Going by many names — the Monaco of the South, Pearl of the Atlantic, the Hamptons of South America, Miami Beach of South America, and St. Tropez of South America — this is where you can get away and run into American or Latin celebrities.
8. Praia Do Rio Vermelho
Salvador De Bahia, Brazil
Most travelers prefer Rio de Janeiro, but Salvador is my preference. Laid back and with more families as well as couples visiting Farol da Barra for some private time, Praia do Rio Vermelho does not have crowds, but there are plenty of nightclubs in the vicinity where travelers can practice their samba.
During the day, you can take a private speedboat tour of the area or visit the surrounding islands before watching the sun set over the Atlantic.
Bonus: Punta Maldonado (El Faro)
Guerreo/Oaxaca State Border, Mexico
It feels odd to me to speak of all these Latin American destinations without including Mexico. So while it’s not technically in Central or South America, I want to introduce Punta Maldonado — a reminder of what Mexican beach towns were once like. There are no fast-food restaurants here. Instead, you have families preparing regional meals. It is quiet and removed. The loudest noises you will encounter are the sound of children playing and the regional bus calling out for customers.
Known as El Faro (The Lighthouse), Punta Maldonado sits along Costa Chica (Short Coast) on the border of the Guerrero and Oaxacan states. To reach this destination means either flying into Acapulco International (ACA) or Puerto Escondido (PXM) and taking regional transportation that will take you right to the beach.
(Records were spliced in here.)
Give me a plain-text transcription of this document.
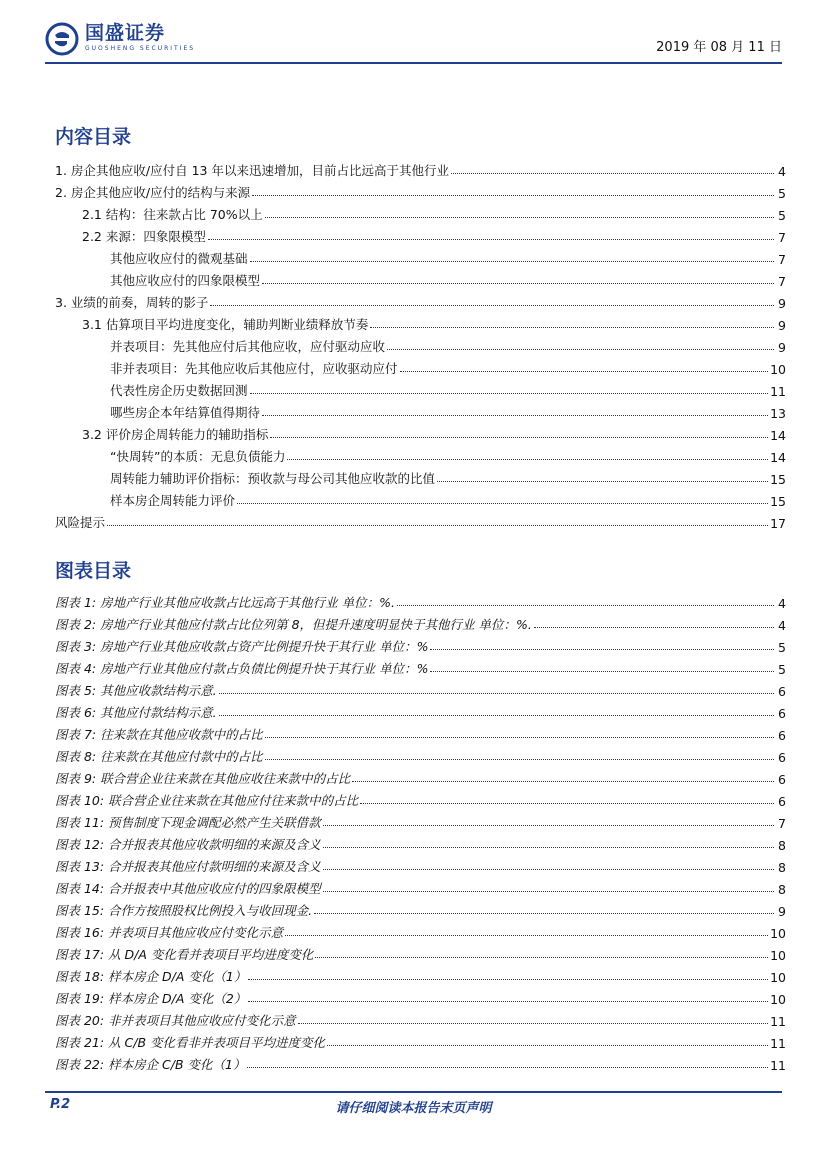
国盛证券
GUOSHENG SECURITIES	2019 年 08 月 11 日
内容目录
1. 房企其他应收/应付自 13 年以来迅速增加，目前占比远高于其他行业	4
2. 房企其他应收/应付的结构与来源	5
2.1 结构：往来款占比 70%以上	5
2.2 来源：四象限模型	7
其他应收应付的微观基础	7
其他应收应付的四象限模型	7
3. 业绩的前奏，周转的影子	9
3.1 估算项目平均进度变化，辅助判断业绩释放节奏	9
并表项目：先其他应付后其他应收，应付驱动应收	9
非并表项目：先其他应收后其他应付，应收驱动应付	10
代表性房企历史数据回测	11
哪些房企本年结算值得期待	13
3.2 评价房企周转能力的辅助指标	14
“快周转”的本质：无息负债能力	14
周转能力辅助评价指标：预收款与母公司其他应收款的比值	15
样本房企周转能力评价	15
风险提示	17
图表目录
图表 1: 房地产行业其他应收款占比远高于其他行业 单位：%.	4
图表 2: 房地产行业其他应付款占比位列第 8，但提升速度明显快于其他行业 单位：%.	4
图表 3: 房地产行业其他应收款占资产比例提升快于其行业 单位：%	5
图表 4: 房地产行业其他应付款占负债比例提升快于其行业 单位：%	5
图表 5: 其他应收款结构示意.	6
图表 6: 其他应付款结构示意.	6
图表 7: 往来款在其他应收款中的占比	6
图表 8: 往来款在其他应付款中的占比	6
图表 9: 联合营企业往来款在其他应收往来款中的占比	6
图表 10: 联合营企业往来款在其他应付往来款中的占比	6
图表 11: 预售制度下现金调配必然产生关联借款	7
图表 12: 合并报表其他应收款明细的来源及含义	8
图表 13: 合并报表其他应付款明细的来源及含义	8
图表 14: 合并报表中其他应收应付的四象限模型	8
图表 15: 合作方按照股权比例投入与收回现金.	9
图表 16: 并表项目其他应收应付变化示意	10
图表 17: 从 D/A 变化看并表项目平均进度变化	10
图表 18: 样本房企 D/A 变化（1）	10
图表 19: 样本房企 D/A 变化（2）	10
图表 20: 非并表项目其他应收应付变化示意	11
图表 21: 从 C/B 变化看非并表项目平均进度变化	11
图表 22: 样本房企 C/B 变化（1）	11
P.2	请仔细阅读本报告末页声明
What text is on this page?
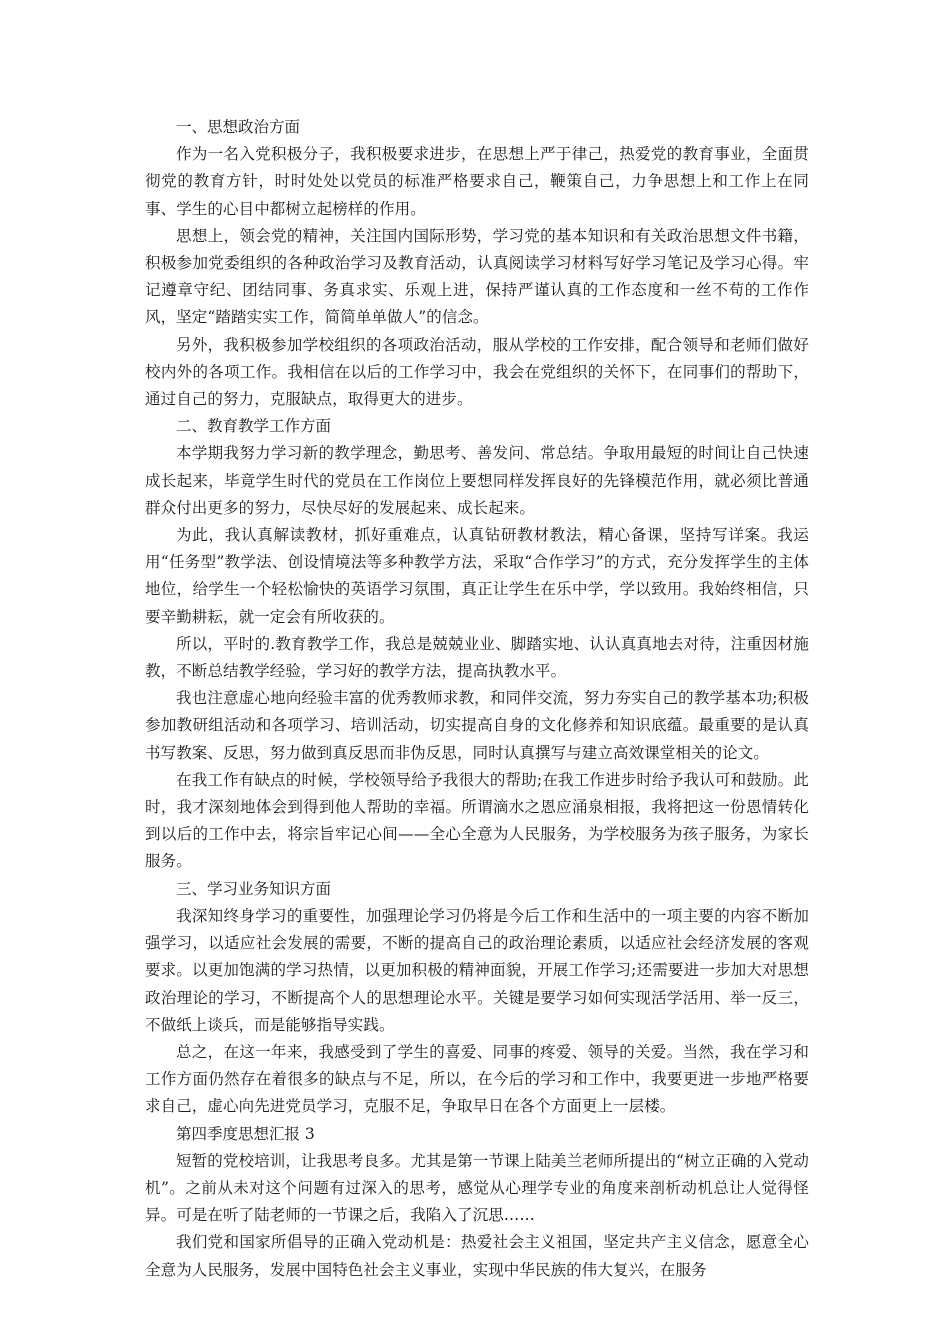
一、思想政治方面

作为一名入党积极分子，我积极要求进步，在思想上严于律己，热爱党的教育事业，全面贯彻党的教育方针，时时处处以党员的标准严格要求自己，鞭策自己，力争思想上和工作上在同事、学生的心目中都树立起榜样的作用。

思想上，领会党的精神，关注国内国际形势，学习党的基本知识和有关政治思想文件书籍，积极参加党委组织的各种政治学习及教育活动，认真阅读学习材料写好学习笔记及学习心得。牢记遵章守纪、团结同事、务真求实、乐观上进，保持严谨认真的工作态度和一丝不苟的工作作风，坚定“踏踏实实工作，简简单单做人”的信念。

另外，我积极参加学校组织的各项政治活动，服从学校的工作安排，配合领导和老师们做好校内外的各项工作。我相信在以后的工作学习中，我会在党组织的关怀下，在同事们的帮助下，通过自己的努力，克服缺点，取得更大的进步。

二、教育教学工作方面

本学期我努力学习新的教学理念，勤思考、善发问、常总结。争取用最短的时间让自己快速成长起来，毕竟学生时代的党员在工作岗位上要想同样发挥良好的先锋模范作用，就必须比普通群众付出更多的努力，尽快尽好的发展起来、成长起来。

为此，我认真解读教材，抓好重难点，认真钻研教材教法，精心备课，坚持写详案。我运用“任务型”教学法、创设情境法等多种教学方法，采取“合作学习”的方式，充分发挥学生的主体地位，给学生一个轻松愉快的英语学习氛围，真正让学生在乐中学，学以致用。我始终相信，只要辛勤耕耘，就一定会有所收获的。

所以，平时的.教育教学工作，我总是兢兢业业、脚踏实地、认认真真地去对待，注重因材施教，不断总结教学经验，学习好的教学方法，提高执教水平。

我也注意虚心地向经验丰富的优秀教师求教，和同伴交流，努力夯实自己的教学基本功;积极参加教研组活动和各项学习、培训活动，切实提高自身的文化修养和知识底蕴。最重要的是认真书写教案、反思，努力做到真反思而非伪反思，同时认真撰写与建立高效课堂相关的论文。

在我工作有缺点的时候，学校领导给予我很大的帮助;在我工作进步时给予我认可和鼓励。此时，我才深刻地体会到得到他人帮助的幸福。所谓滴水之恩应涌泉相报，我将把这一份恩情转化到以后的工作中去，将宗旨牢记心间——全心全意为人民服务，为学校服务为孩子服务，为家长服务。

三、学习业务知识方面

我深知终身学习的重要性，加强理论学习仍将是今后工作和生活中的一项主要的内容不断加强学习，以适应社会发展的需要，不断的提高自己的政治理论素质，以适应社会经济发展的客观要求。以更加饱满的学习热情，以更加积极的精神面貌，开展工作学习;还需要进一步加大对思想政治理论的学习，不断提高个人的思想理论水平。关键是要学习如何实现活学活用、举一反三，不做纸上谈兵，而是能够指导实践。

总之，在这一年来，我感受到了学生的喜爱、同事的疼爱、领导的关爱。当然，我在学习和工作方面仍然存在着很多的缺点与不足，所以，在今后的学习和工作中，我要更进一步地严格要求自己，虚心向先进党员学习，克服不足，争取早日在各个方面更上一层楼。

第四季度思想汇报 3

短暂的党校培训，让我思考良多。尤其是第一节课上陆美兰老师所提出的“树立正确的入党动机”。之前从未对这个问题有过深入的思考，感觉从心理学专业的角度来剖析动机总让人觉得怪异。可是在听了陆老师的一节课之后，我陷入了沉思……

我们党和国家所倡导的正确入党动机是：热爱社会主义祖国，坚定共产主义信念，愿意全心全意为人民服务，发展中国特色社会主义事业，实现中华民族的伟大复兴，在服务
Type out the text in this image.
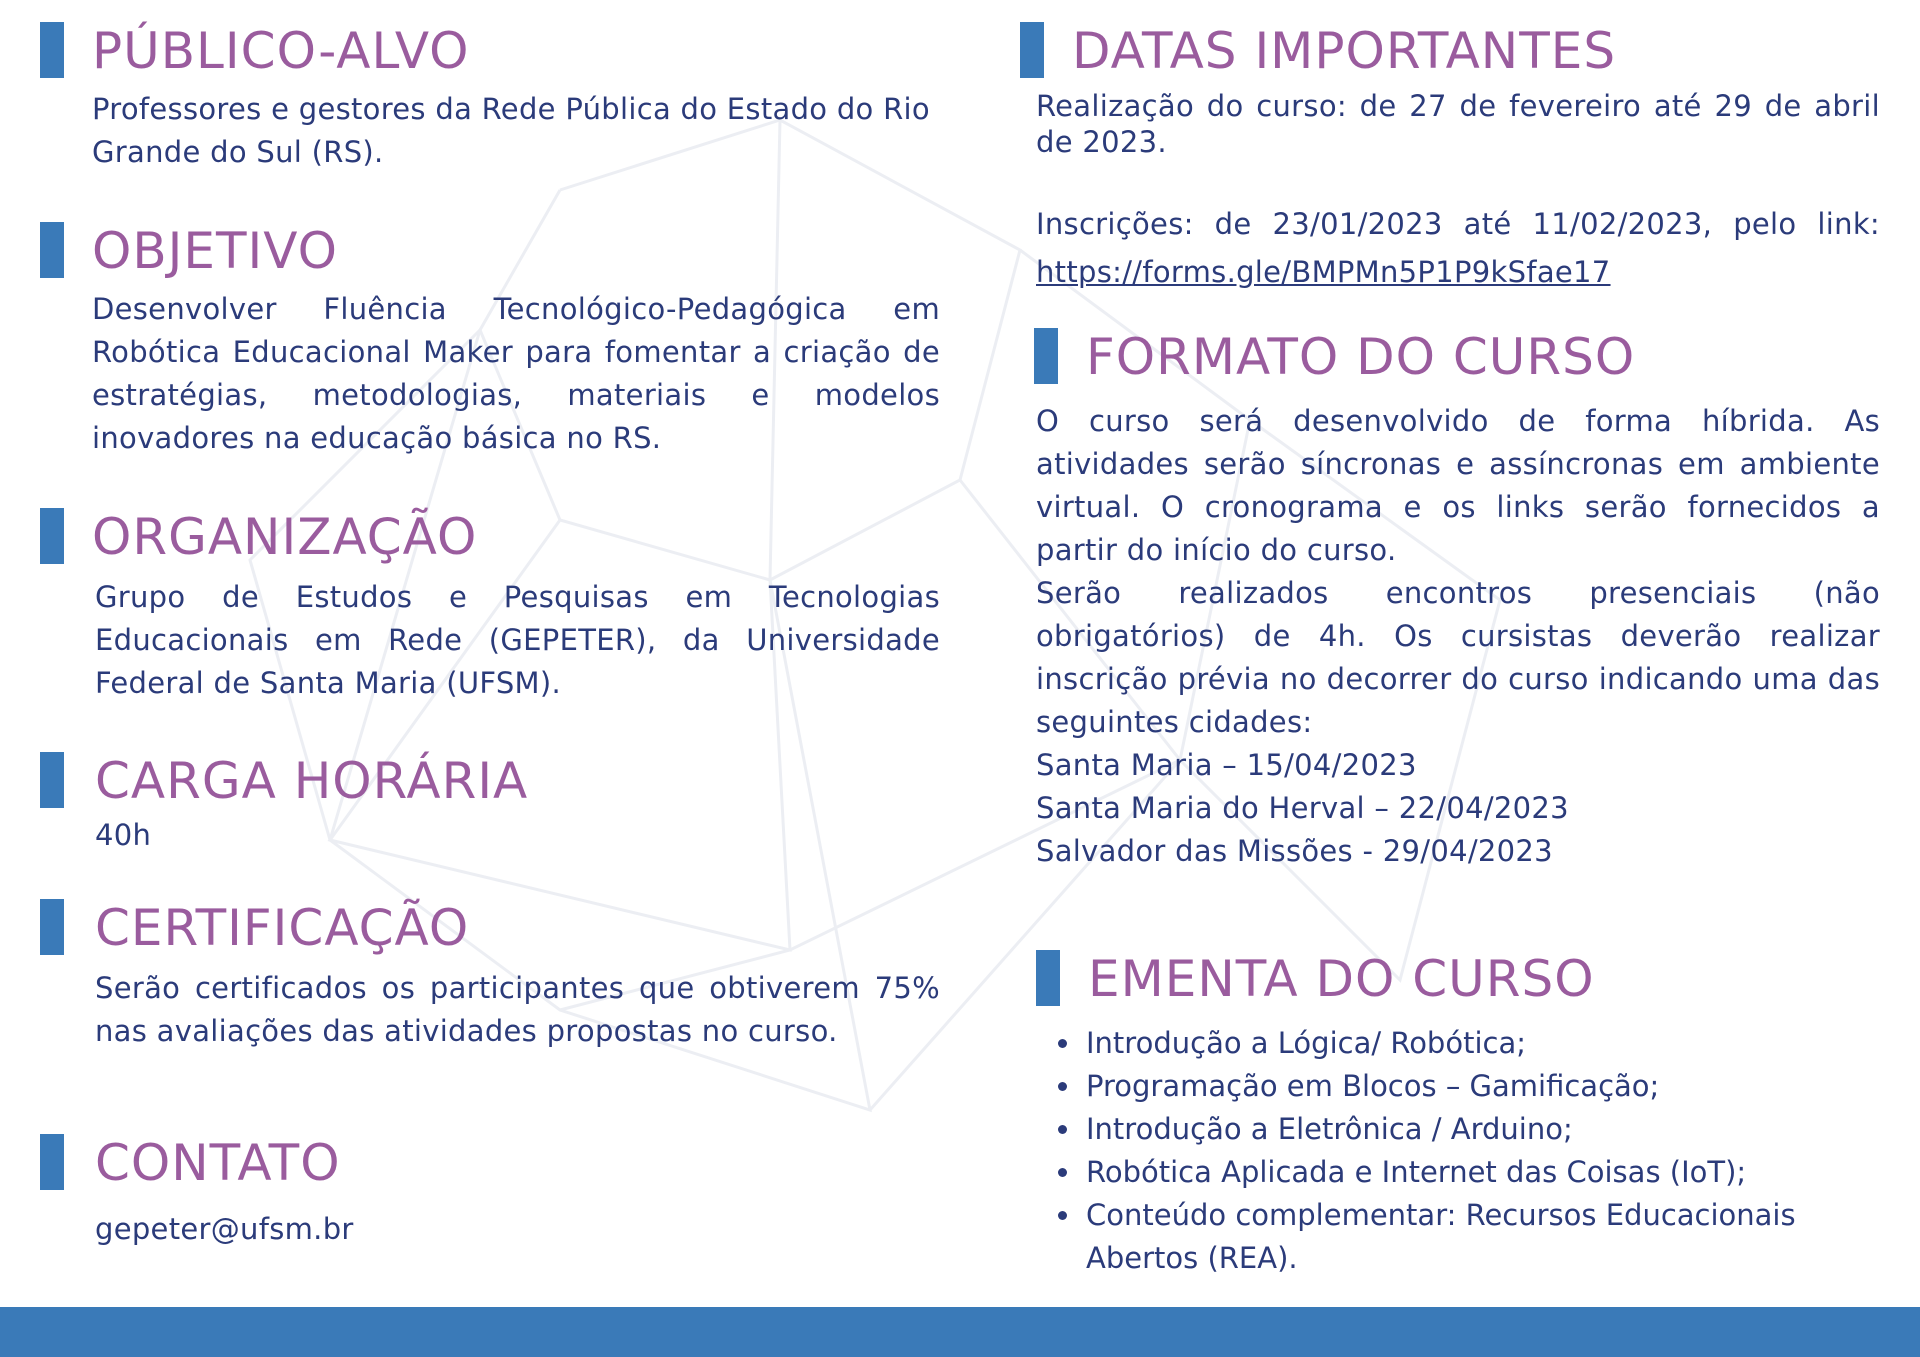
PÚBLICO-ALVO

Professores e gestores da Rede Pública do Estado do Rio Grande do Sul (RS).

OBJETIVO

Desenvolver Fluência Tecnológico-Pedagógica em Robótica Educacional Maker para fomentar a criação de estratégias, metodologias, materiais e modelos inovadores na educação básica no RS.

ORGANIZAÇÃO

Grupo de Estudos e Pesquisas em Tecnologias Educacionais em Rede (GEPETER), da Universidade Federal de Santa Maria (UFSM).

CARGA HORÁRIA

40h

CERTIFICAÇÃO

Serão certificados os participantes que obtiverem 75% nas avaliações das atividades propostas no curso.

CONTATO
gepeter@ufsm.br
DATAS IMPORTANTES

Realização do curso: de 27 de fevereiro até 29 de abril de 2023.

Inscrições: de 23/01/2023 até 11/02/2023, pelo link:

https://forms.gle/BMPMn5P1P9kSfae17

FORMATO DO CURSO

O curso será desenvolvido de forma híbrida. As atividades serão síncronas e assíncronas em ambiente virtual. O cronograma e os links serão fornecidos a partir do início do curso.

Serão realizados encontros presenciais (não obrigatórios) de 4h. Os cursistas deverão realizar inscrição prévia no decorrer do curso indicando uma das seguintes cidades:

Santa Maria – 15/04/2023

Santa Maria do Herval – 22/04/2023

Salvador das Missões - 29/04/2023

EMENTA DO CURSO
Introdução a Lógica/ Robótica;
Programação em Blocos – Gamificação;
Introdução a Eletrônica / Arduino;
Robótica Aplicada e Internet das Coisas (IoT);
Conteúdo complementar: Recursos Educacionais Abertos (REA).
It’s known by locals for a slave ship that crashed off its coast, forcing its shackled inhabitants to swim to shore, and there are many people in the area who trace their lineage to those swimmers. More of a fishing town, you will find numerous vessels tied to makeshift docks and fishermen going out for the day’s catch while their families take care of chores.
Hotels are located on the top floors of a few local homes. The area is rough-looking, but that is part of its charm. It is safe, but no tourism dollars have gone to the area, and you can see it in the infrastructure and architecture. The locals were repairing their nautical museum when I was there — repaving the ground and cleaning it.
A few restaurants are over the water. It won’t be too long before someone offers you a Victoria beer and a menu featuring fresh ceviche.
Pro Tips: Carry cash as there are not any ATMs and cell service is spotty. Head up the road to catch the lighthouse watcher, who will let you go inside for a panoramic view. Put a few pesos in the box before leaving.
No matter which Mexican, Central, or South American beach destination you prefer, each offers its own unique charm, fun excursions, accessibility to locals who will be fascinated that you made it there, and delicious local foods that make the trek absolutely worth it.